Episode 405: Scaled agile pain and top-heavy team


In this episode, Dave and Jamison answer these questions:

  1. One and a half year ago, I joined my current team as a tech lead, in an organisation that uses ‘Scaled Agile’. This was my first time joining an organisation that employed dedicated Scrum masters. In previous organisations, the role of Scrum master would usually fall upon a team member that felt comfortable doing so, and the last couple of years that ended up being me. I feel this worked out well and I managed to create teams that were communicating well and constantly iterating and improving.

    Upon joining the team, I noticed that despite having a dedicated Scrum master, the team was not doing sprint reviews or retrospectives, and it felt like every team member was on an island of their own. In the months that followed I tried to reinstate these and improve teamwork and communication, but often felt blocked by the Scrum master’s inertia.

    Eventually, they were let go and a new Scrum master was hired. This new collaboration did also not work out. They didn’t have enough of a technical background to engage with impediments, were trying to micromanage team members during Standups, and would continually try to skip or shorten retrospectives. If retrospectives were to occur at my insistence, they would try to determine actions without the team’s input, only to not do them and never look back at the outcome.

    Two months ago the new Scrum master was let go and I was asked to take over their duties in the meantime. Ever since, it feels like the team finally owns their own Scrum process. Our collaboration is not perfect, but we’re finally tracking measurements, evaluating retrospective actions, and iterating as a team. However, the organisation wants us to go back to having a dedicated Scrum master. I’m not against this, but I’m afraid the next Scrum master might undo our efforts. How do we as a team navigate this situation to get an optimal outcome?

  2. A listener named Max asks,

    I’ve been working in a Data Engineering department at a mid-size product company for over 5 years. When I joined, we had a well-balanced team in terms of average proficiency - some juniors, some middles, and a few seniors. Over these years, we’ve developed a great internal culture where people can grow to a senior level pretty easily. The company itself is wonderful to work for, and we have a pretty low “churn rate” - most of my colleagues are highly motivated and don’t want to leave.
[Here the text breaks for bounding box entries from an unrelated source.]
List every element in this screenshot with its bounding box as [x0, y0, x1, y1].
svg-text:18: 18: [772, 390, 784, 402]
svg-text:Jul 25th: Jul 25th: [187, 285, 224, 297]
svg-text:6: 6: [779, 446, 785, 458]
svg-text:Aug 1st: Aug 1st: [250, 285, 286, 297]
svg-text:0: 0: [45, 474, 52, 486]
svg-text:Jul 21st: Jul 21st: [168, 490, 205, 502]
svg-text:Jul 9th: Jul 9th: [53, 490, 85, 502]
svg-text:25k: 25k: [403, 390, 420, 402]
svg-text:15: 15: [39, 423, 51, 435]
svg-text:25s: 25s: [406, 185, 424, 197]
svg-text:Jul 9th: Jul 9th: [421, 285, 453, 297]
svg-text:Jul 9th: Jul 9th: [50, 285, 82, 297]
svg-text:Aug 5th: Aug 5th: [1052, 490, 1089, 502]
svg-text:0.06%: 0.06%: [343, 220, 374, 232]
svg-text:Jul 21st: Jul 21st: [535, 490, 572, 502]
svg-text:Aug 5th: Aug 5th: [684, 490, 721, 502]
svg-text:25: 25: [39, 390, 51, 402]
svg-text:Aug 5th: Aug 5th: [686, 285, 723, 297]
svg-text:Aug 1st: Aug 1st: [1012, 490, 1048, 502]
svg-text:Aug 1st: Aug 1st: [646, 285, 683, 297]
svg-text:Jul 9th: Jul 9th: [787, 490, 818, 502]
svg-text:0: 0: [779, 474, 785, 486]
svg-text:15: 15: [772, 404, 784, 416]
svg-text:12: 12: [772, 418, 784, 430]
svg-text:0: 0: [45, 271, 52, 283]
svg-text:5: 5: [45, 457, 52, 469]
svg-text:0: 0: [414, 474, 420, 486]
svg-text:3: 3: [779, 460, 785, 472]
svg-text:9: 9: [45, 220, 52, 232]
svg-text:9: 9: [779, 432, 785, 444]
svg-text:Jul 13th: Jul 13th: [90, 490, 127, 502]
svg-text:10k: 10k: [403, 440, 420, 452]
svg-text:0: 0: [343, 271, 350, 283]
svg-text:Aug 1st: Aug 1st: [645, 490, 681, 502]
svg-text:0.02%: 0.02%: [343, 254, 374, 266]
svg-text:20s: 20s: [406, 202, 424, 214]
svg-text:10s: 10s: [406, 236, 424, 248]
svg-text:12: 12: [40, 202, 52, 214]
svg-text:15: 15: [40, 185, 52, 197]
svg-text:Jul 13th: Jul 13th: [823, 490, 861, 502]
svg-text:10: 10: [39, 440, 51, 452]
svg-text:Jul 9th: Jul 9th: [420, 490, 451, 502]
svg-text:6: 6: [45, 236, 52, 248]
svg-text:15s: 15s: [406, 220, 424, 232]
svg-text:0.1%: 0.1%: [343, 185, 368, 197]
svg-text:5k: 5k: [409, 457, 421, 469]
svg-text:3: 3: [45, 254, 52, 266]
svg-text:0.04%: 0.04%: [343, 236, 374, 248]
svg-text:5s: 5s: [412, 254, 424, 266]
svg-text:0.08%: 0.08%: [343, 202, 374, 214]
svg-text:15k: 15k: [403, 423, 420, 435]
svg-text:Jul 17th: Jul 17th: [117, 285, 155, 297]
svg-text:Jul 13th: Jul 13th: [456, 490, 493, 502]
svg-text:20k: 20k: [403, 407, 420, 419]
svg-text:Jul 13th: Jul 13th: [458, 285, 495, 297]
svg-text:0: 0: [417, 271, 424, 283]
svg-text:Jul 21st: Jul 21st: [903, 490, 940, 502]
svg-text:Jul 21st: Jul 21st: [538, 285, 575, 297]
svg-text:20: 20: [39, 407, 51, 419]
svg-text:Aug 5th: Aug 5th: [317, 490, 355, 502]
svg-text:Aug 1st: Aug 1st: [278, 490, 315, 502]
    As a result, we now have only senior and staff engineers in the team. This is well-deserved - they all are great professionals, highly productive, and invaluable for the company, having domain knowledge and understanding of how all our systems work. Management wants them to take on only senior-plus-level tasks, which are usually larger projects and initiatives that involve a lot of collaboration with other departments, process changes or technical initiatives affecting our engineering practices. They have two reasons for this: 1) management doesn’t want to waste the time of such skilled professionals on smaller tasks; 2) management cares a lot about people’s morale, because losing them would be very harmful for the whole company, so they don’t want people to take on small and boring tasks.

    At the same time, we have a HUGE backlog of tech debt, small improvements and refactoring initiatives. Ideally, we would hire 3-4 additional middle and junior engineers to share all backlogs with them, but we now have a hiring freeze. The amount of tech debt is starting to damage team morale on its own, and I feel like we have an unspoken deadline to deal with this problem, which could be someone’s burnout and departure, or a major outage in some vital services we support caused by ignoring tech debt.

    How would you approach the problem of overseniority? I appreciate any advice, and thanks again for the show.